Rising industrial emissions of greenhouse gases, acrimony between Washington and many of its allies over policy and a report this week that the world economy risks a 1930s-style Depression by failing to act are among reasons for gloom.

Yet some see hope in widening concern that the use of fossil fuels is stoking global warming -- indicated by billions of dollars invested in ''clean coal'', wind or solar energy or by campaigns to get people to turn off unnecessary lights at home.

''Of course, we must try harder,'' said Finland's Environment Minister Jan-Erik Enestam, whose country holds the rotating presidency of the European Union.

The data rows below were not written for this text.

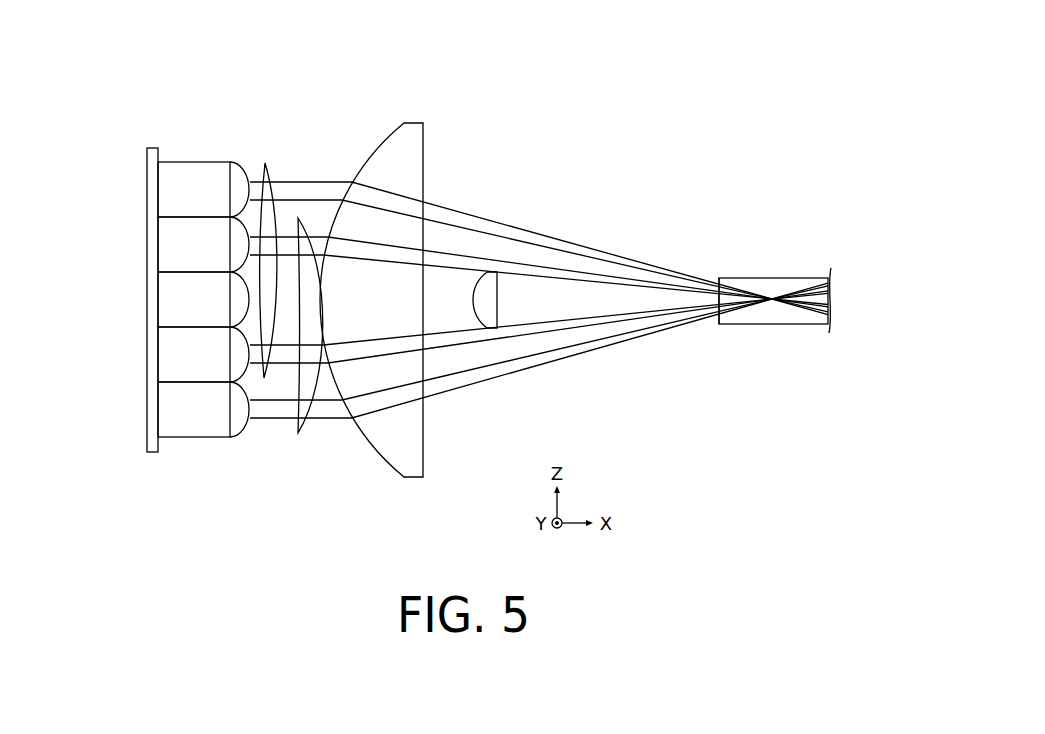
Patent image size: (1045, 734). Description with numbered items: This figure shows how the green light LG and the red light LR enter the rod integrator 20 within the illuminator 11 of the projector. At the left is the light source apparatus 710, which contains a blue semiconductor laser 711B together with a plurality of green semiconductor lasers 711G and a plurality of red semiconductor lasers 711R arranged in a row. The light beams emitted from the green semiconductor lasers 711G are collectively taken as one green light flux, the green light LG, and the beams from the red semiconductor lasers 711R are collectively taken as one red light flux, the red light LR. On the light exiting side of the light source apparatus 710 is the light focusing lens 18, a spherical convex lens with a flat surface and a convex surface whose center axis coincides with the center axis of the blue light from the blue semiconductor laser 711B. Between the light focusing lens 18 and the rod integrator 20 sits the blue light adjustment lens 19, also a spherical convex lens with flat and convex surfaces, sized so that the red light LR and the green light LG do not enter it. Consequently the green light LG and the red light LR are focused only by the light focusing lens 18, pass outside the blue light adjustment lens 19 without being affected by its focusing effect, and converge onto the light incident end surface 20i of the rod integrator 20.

The light source apparatus 710 is at (163, 126).
The green semiconductor laser 711G is at (177, 190).
The red semiconductor laser 711R is at (175, 245).
The blue semiconductor laser 711B is at (175, 303).
The green light LG is at (266, 165).
The red light LR is at (298, 225).
The light focusing lens 18 is at (390, 158).
The illuminator 11 is at (462, 126).
The blue light adjustment lens 19 is at (478, 285).
The rod integrator 20 is at (773, 284).
The light incident end surface 20i is at (717, 322).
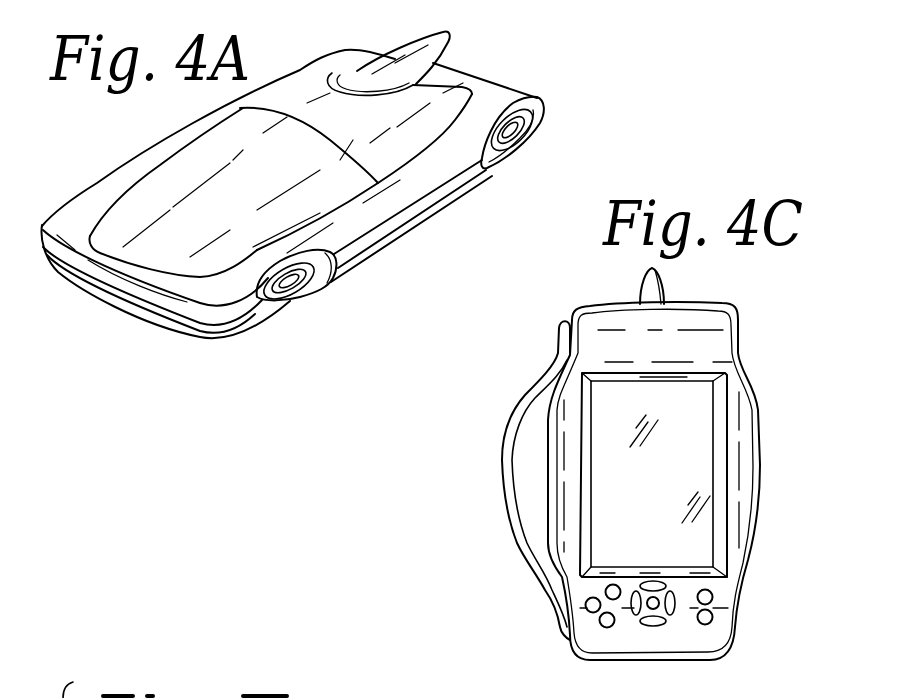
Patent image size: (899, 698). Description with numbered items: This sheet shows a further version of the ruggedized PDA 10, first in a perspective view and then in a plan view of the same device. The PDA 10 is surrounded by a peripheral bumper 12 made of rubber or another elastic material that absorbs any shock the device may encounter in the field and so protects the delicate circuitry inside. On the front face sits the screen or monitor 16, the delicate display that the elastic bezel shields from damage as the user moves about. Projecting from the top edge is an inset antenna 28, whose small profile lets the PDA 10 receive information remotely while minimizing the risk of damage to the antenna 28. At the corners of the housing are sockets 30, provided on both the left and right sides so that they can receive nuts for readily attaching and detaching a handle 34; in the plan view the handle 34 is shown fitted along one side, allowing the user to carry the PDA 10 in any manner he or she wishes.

In FIG. 4A, the ruggedized PDA 10 is at (373, 172).
In FIG. 4C, the ruggedized PDA 10 is at (641, 459).
In FIG. 4A, the peripheral bumper 12 is at (289, 194).
In FIG. 4C, the peripheral bumper 12 is at (654, 481).
In FIG. 4C, the screen or monitor 16 is at (700, 400).
In FIG. 4A, the inset antenna 28 is at (448, 35).
In FIG. 4C, the inset antenna 28 is at (667, 283).
In FIG. 4A, the sockets 30 is at (511, 131).
In FIG. 4C, the handle 34 is at (537, 573).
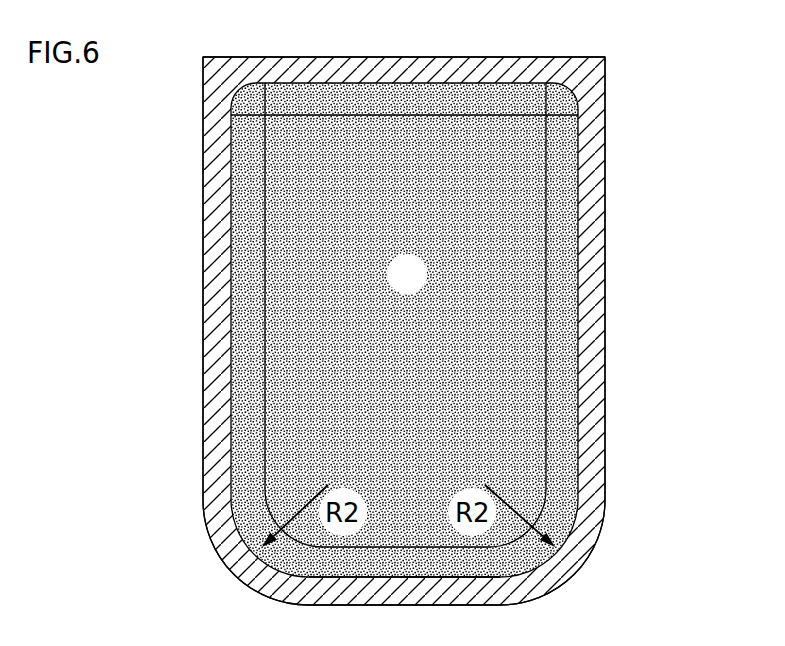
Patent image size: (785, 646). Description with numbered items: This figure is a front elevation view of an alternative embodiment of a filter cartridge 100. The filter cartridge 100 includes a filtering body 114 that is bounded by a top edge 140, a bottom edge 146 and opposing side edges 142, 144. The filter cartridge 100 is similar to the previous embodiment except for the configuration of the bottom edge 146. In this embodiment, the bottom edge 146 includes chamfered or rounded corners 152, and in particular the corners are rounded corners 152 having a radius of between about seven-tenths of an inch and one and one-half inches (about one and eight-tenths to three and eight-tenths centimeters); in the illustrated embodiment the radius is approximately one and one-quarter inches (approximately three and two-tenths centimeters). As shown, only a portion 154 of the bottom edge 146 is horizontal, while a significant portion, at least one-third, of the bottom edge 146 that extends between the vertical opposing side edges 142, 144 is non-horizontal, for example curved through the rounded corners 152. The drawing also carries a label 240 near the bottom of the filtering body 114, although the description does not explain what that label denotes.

The filter cartridge 100 is at (690, 125).
The filtering body 114 is at (428, 286).
The top edge 140 is at (362, 83).
The side edge 142 is at (230, 258).
The side edge 144 is at (578, 316).
The bottom edge 146 is at (295, 572).
The rounded corners 152 is at (223, 520).
The portion of the bottom edge 154 is at (367, 577).
The bottom portion 240 is at (468, 611).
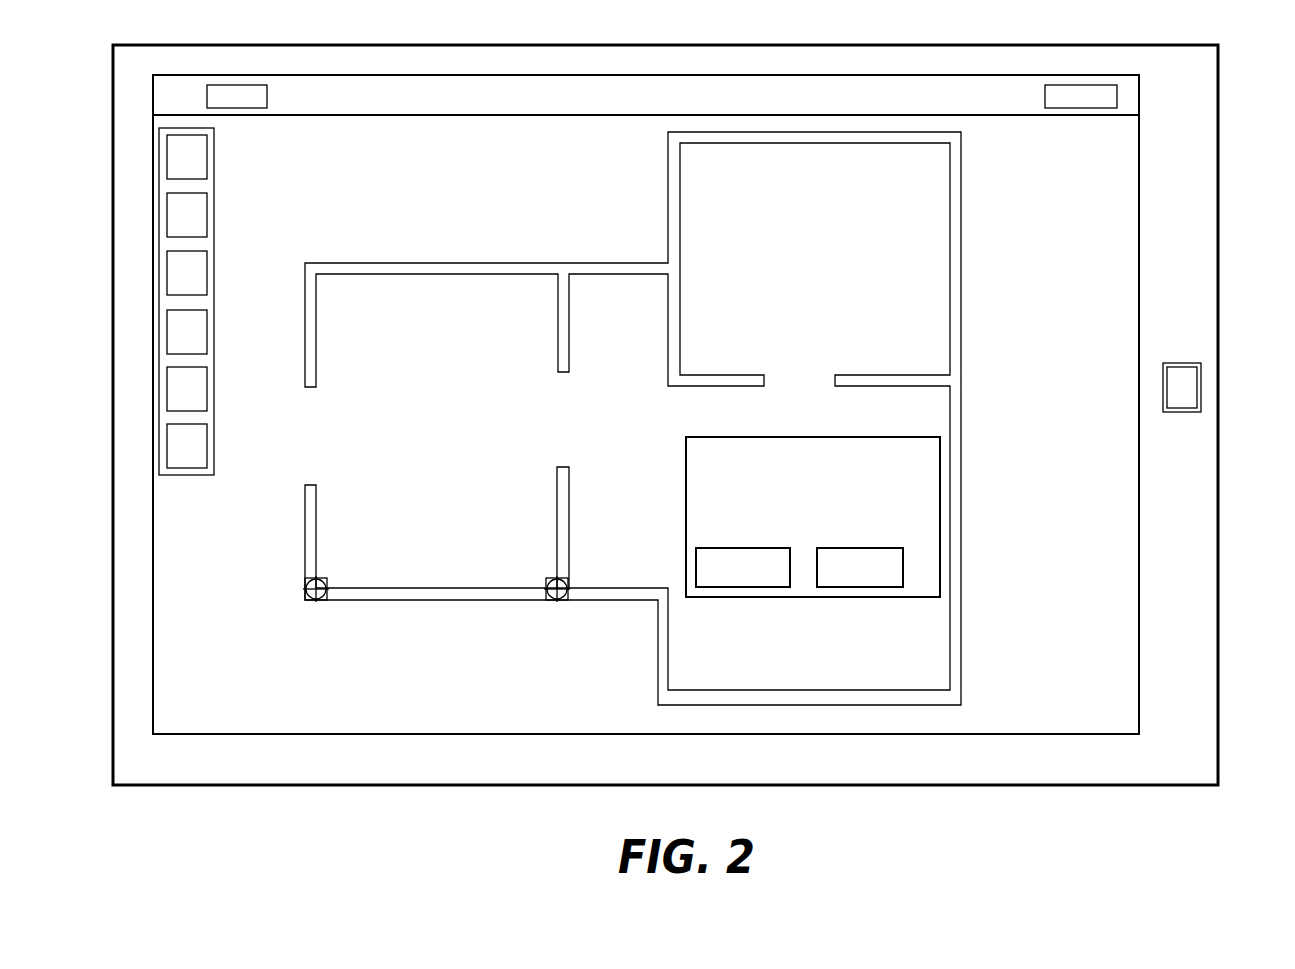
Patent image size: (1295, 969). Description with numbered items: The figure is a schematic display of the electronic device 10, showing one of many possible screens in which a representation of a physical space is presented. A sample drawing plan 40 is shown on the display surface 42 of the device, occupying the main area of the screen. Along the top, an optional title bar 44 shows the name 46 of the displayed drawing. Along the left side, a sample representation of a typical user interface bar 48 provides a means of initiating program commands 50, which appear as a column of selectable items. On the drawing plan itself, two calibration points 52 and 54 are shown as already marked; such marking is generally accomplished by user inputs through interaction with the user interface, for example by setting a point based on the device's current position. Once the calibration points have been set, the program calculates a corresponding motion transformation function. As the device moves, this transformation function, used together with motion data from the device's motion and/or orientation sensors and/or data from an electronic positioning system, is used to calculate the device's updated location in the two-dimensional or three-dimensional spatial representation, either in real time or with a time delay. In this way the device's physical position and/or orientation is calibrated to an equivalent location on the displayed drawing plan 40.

The electronic device 10 is at (1198, 172).
The drawing plan 40 is at (503, 139).
The display surface 42 is at (1118, 291).
The title bar 44 is at (733, 98).
The name 46 is at (620, 82).
The user interface bar 48 is at (165, 185).
The program commands 50 is at (172, 222).
The calibration point 52 is at (322, 614).
The calibration point 54 is at (553, 614).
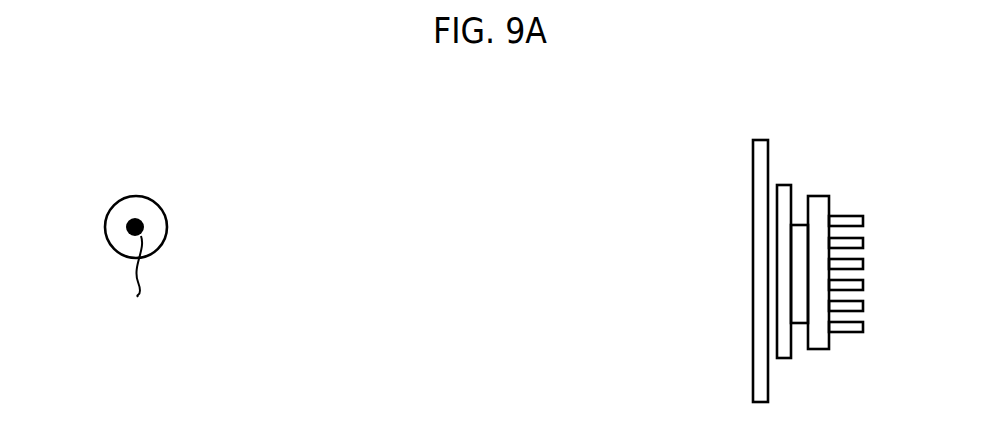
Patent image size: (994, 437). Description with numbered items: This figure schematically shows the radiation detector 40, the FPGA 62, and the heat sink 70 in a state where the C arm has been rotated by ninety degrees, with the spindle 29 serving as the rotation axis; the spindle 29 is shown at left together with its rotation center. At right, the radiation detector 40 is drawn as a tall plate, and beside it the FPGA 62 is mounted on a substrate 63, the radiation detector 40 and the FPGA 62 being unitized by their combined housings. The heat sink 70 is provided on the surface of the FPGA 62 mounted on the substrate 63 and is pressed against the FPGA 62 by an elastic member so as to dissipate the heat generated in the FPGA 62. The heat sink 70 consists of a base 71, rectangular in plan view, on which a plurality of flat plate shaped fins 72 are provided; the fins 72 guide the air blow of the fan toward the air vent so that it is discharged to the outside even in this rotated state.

The spindle 29 is at (167, 223).
The radiation detector 40 is at (761, 150).
The substrate 63 is at (780, 187).
The FPGA 62 is at (797, 230).
The heat sink 70 is at (872, 305).
The base 71 is at (819, 343).
The fins 72 is at (854, 224).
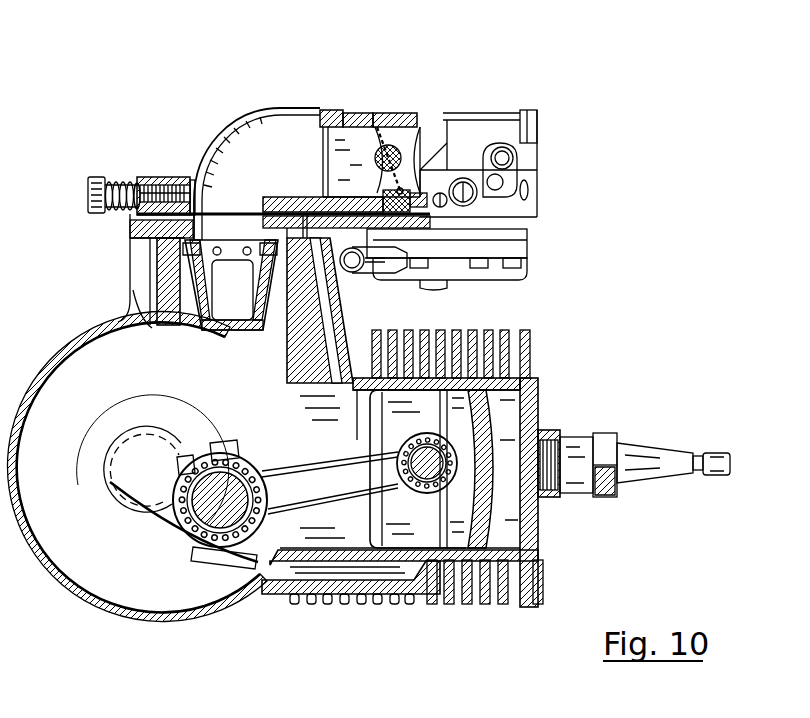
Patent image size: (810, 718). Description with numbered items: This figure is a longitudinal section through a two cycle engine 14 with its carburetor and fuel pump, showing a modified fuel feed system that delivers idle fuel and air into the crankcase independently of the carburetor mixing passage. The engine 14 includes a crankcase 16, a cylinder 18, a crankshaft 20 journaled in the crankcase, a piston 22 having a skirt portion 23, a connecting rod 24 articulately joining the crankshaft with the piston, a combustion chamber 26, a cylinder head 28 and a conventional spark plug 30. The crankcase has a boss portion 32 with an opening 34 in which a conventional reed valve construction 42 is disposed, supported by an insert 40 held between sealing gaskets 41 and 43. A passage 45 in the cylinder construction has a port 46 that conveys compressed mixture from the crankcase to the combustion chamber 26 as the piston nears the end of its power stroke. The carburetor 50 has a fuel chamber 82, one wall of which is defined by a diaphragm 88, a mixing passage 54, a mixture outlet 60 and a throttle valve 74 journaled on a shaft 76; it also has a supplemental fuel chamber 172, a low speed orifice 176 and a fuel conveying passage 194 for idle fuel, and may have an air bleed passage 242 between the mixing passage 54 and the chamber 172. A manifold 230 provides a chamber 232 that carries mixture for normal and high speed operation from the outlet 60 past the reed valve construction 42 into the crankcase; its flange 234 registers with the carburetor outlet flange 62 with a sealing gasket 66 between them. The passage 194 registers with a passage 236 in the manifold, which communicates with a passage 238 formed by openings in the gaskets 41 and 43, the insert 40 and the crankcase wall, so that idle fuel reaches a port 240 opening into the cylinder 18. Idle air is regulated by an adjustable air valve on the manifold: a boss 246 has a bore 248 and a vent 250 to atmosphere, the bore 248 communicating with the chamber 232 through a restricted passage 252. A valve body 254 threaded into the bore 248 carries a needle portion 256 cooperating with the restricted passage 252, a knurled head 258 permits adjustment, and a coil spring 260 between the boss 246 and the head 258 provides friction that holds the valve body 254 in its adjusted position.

The engine 14 is at (540, 324).
The crankcase 16 is at (73, 601).
The cylinder 18 is at (540, 367).
The crankshaft 20 is at (128, 517).
The piston 22 is at (507, 498).
The skirt portion 23 is at (418, 436).
The connecting rod 24 is at (320, 480).
The combustion chamber 26 is at (513, 502).
The cylinder head 28 is at (537, 523).
The spark plug 30 is at (663, 444).
The boss portion 32 is at (162, 283).
The opening 34 is at (186, 302).
The insert 40 is at (150, 247).
The sealing gasket 41 is at (143, 240).
The reed valve construction 42 is at (214, 334).
The sealing gasket 43 is at (152, 263).
The passage 45 is at (296, 583).
The port 46 is at (420, 553).
The carburetor 50 is at (546, 109).
The mixing passage 54 is at (413, 193).
The mixture outlet 60 is at (308, 118).
The outlet flange 62 is at (333, 108).
The sealing gasket 66 is at (312, 110).
The throttle valve 74 is at (397, 190).
The shaft 76 is at (418, 195).
The fuel chamber 82 is at (400, 197).
The diaphragm 88 is at (425, 215).
The supplemental fuel chamber 172 is at (377, 126).
The low speed orifice 176 is at (417, 213).
The fuel conveying passage 194 is at (330, 213).
The manifold 230 is at (233, 121).
The manifold chamber 232 is at (247, 157).
The flange 234 is at (343, 150).
The passage 236 is at (196, 192).
The passage 238 is at (327, 307).
The port 240 is at (357, 400).
The air bleed passage 242 is at (540, 167).
The boss 246 is at (135, 238).
The bore 248 is at (195, 228).
The vent 250 is at (190, 196).
The restricted passage 252 is at (196, 199).
The valve body 254 is at (135, 216).
The needle portion 256 is at (172, 193).
The knurled head 258 is at (94, 205).
The coil spring 260 is at (125, 212).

''What we have in place at the moment is nothing more than a very modest start,'' said Yvo de Boer, head of the United Nation's Climate Change Secretariat in Bonn.

Even so, he added: ''I think we've achieved a great deal.'' The UN's 1992 Climate Convention and its 1997 Kyoto Protocol laid out principles for trimming emissions from power plants, factories and cars -- seen by most scientists as the main causes of global warming.

De Boer said some nations were now talking of a need for far deeper cuts, of 60-80 per cent by 2050.

Almost 190 governments will discuss the next steps in the fight against global warming when they meet in Kenya from Nov. 6 - 17 for annual talks reviewing climate change.

The Kyoto Protocol runs out in 2012 and the United Nations says progress is urgently needed on a global deal beyond then.

However, few delegates expect the Nairobi meeting to yield any big breakthroughs.

DANGER The 1992 Convention's stated goal is to avert ''dangerous'' human interference with the climate system, but it does not define ''dangerous''.

Some environmental groups see danger already in signs of a shrinking Arctic icecap, rare storms and heatwaves, or in the fact that the 10 last years -- with the exception of 1996 -- were the 10 warmest since records began in the 19th century.

''The world is not doing very well at all'' in slowing warming, said Steve Sawyer, a climate expert at Greenpeace.

Still, he said many people were ''beginning to wake up'' to a need for urgent action.

However, a dispute over the Kyoto Protocol overshadows all efforts. Kyoto obliges 35 industrial nations to cut emissions to 5 percent below 1990 levels by 2008-12.

''There is of course a problem because the United States and Australia are not in the Protocol,'' Enestam said.